El primer quiche que comí fue cuando tenía 5 años en un lugar llamado La Tour de Peilz, una pequeña panadería al sur de la ciudad. Recuerdo que la mezcla de mantequilla, huevo y jamón, me pareció de lo más rico y delicado. Era un platillo que podía desayunar, comer y cenar sin problemas. Además, en ese lugar los hacían pequeños, así que le pedía a mi mamá que me comprara uno o dos para llevar de lunch.

Durante un año me dediqué a perfeccionar mi receta de este delicado platillo originario Alemania, pero popularizado en el noreste de Francia.

En algún momento de mi pasado, como side job, mi mamá me convenció de vender quiche a domicilio. Era algo que hacía por gusto, pero con el tiempo la masa se convirtió en un reto personal. Las primeras que hacía eran demasiado gruesas, muy delgadas, demasiado quebradizas, muy blancas o muy escuetas. Realmente nunca cobré lo que tenía que cobrar y nunca lo vi como un trabajo. Cada vez que me pedían un quiche me tomaba dos días hacerlo, porque no salía cómo yo quería, y por lo tanto no podía cobrar bien algo que para mí no era perfecto.

Mi receta empezó siendo muy sencilla (e inspirada en aquel recuerdo de mi infancia): 2 tazas de harina, 10 cucharadas de mantequilla (Gloria) y 1 cucharadita de sal.

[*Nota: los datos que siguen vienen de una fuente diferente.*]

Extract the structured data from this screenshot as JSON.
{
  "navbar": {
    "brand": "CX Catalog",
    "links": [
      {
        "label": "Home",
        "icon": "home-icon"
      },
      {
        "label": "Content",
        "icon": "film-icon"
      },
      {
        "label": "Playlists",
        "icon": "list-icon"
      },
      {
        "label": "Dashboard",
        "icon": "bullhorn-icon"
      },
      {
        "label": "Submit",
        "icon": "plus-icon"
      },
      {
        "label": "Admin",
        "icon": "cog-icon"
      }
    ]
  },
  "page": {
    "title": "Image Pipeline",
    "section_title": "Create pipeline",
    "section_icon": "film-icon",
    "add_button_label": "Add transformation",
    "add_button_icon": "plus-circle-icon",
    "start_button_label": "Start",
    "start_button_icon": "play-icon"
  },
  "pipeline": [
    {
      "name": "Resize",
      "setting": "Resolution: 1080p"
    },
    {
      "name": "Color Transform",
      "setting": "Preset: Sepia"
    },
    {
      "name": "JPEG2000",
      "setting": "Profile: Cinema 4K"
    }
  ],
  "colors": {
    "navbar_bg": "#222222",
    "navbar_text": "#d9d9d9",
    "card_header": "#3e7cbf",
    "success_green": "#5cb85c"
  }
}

Lo que yo no sabía —y que después investigué— era que la mantequilla que yo estaba usando tenía demasiada agua (38.2% para ser exactos), lo que provocaba que mi masa no tuviera textura, estuviera aguada y sin ese característico crunch del quiche. A lo largo de los meses probé 6 mantequillas distintas. De cada una hice notas y cambiaba algo de la receta. Al final, las que mejor me resultaron fueron la Président (francesa) o la Lurpak (danesa), ambas sin sal.

Las dos cumplían con el propósito: una masa suave, mantequillosa y con las orillas crujientes. Pero personalmente a mi gusta más la Président por su sabor y untuosidad. Con el paso del tiempo, modifiqué mi receta y ahora agrego sólo 10 cucharadas de mantequilla, me gusta cómo se siente la textura en el paladar.

Contrario a muchas recetas de quiche, yo aplico el blind baking para asegurarme de tener la cocción perfecta. Después, hago mi mezcla de 6 huevos a la cual le agrego un chorrito de crema para batir, nuez moscada, pimienta fresca molida y sal kosher. El relleno es al gusto, aunque creo que el de tocino frito, espinaca y queso de cabra, siempre resulta ganador.

Después de un tiempo, decidí que lo mío no era vender quiche y que prefería mejor hacerlos por gusto (sin tanta presión) para mi familia y amigos. Aunque eso sí, sigo perfeccionando mi receta y cada que como uno no puedo evitar pensar cómo hicieron su masa. ¿Será que tiene demasiada agua?